Experiments aiming at elucidation of the molecular basis of resistance should investigate both compatible and incompatible interactions between host and pathogen31. Different interaction types may induce various alternations to the host transcriptome, therefore validation of RGs stability in both of them is crucial for proper data analysis. There have been several reports assessing RGs stability in plant-pathogen systems involving compatible- and incompatible interactions. Albuquerque et al.32 studied RGs expression stability in tomato during interaction with Ralstonia solanacearum isolates displaying contrasting virulence profiles. Interestingly, identified most stable RGs differed between compatible and incompatible interaction analysis groups (PDS + ACT vs TIP41 + EF1A, respectively). Research conducted by Monteiro et al.33 in cultivated grapevine–Plasmopara viticola pathosystem also revealed the need of utilizing different sets of RGs for studying compatible and incompatible interactions. Here, we obtained more congruous results among compatible and incompatible interaction datasets, with only one out of the three best RGs being different.
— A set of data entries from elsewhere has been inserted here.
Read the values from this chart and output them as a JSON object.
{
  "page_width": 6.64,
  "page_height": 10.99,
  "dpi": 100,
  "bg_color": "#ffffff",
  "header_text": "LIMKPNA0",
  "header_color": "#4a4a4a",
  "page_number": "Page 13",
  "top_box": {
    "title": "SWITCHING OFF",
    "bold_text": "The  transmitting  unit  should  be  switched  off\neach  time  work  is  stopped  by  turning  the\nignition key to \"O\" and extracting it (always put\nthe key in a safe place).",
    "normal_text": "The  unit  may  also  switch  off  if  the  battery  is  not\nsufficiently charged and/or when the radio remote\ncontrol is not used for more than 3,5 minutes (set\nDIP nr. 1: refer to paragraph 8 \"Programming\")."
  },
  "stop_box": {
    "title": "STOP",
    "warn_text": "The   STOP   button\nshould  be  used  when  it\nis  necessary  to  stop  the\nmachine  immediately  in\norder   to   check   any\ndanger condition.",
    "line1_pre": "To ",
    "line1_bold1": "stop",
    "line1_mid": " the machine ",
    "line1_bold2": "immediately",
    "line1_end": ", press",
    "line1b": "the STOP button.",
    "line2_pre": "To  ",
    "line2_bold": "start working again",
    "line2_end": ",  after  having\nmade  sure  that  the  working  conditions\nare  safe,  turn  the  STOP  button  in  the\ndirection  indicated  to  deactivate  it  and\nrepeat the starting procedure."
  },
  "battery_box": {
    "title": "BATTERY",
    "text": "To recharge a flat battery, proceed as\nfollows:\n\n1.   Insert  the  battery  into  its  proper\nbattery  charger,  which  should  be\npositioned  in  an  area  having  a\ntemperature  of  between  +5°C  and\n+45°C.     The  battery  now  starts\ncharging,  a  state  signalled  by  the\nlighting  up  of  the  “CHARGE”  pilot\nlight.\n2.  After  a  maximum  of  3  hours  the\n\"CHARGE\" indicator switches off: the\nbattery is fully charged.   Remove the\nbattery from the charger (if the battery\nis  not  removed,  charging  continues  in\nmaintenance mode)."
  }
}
The literature shows that resistance-associated genes expression differs during compatible and incompatible interactions34 Those differently expressed genes might be employed in fungal disease resistance screening. However, in order to avoid erroneous data interpretation utilization of carefully selected RGs is required. Here, we propose the use of identified sets of RGs to be explored in the further investigations of A. sativa- P. graminis and potentially other cereal pathosystems.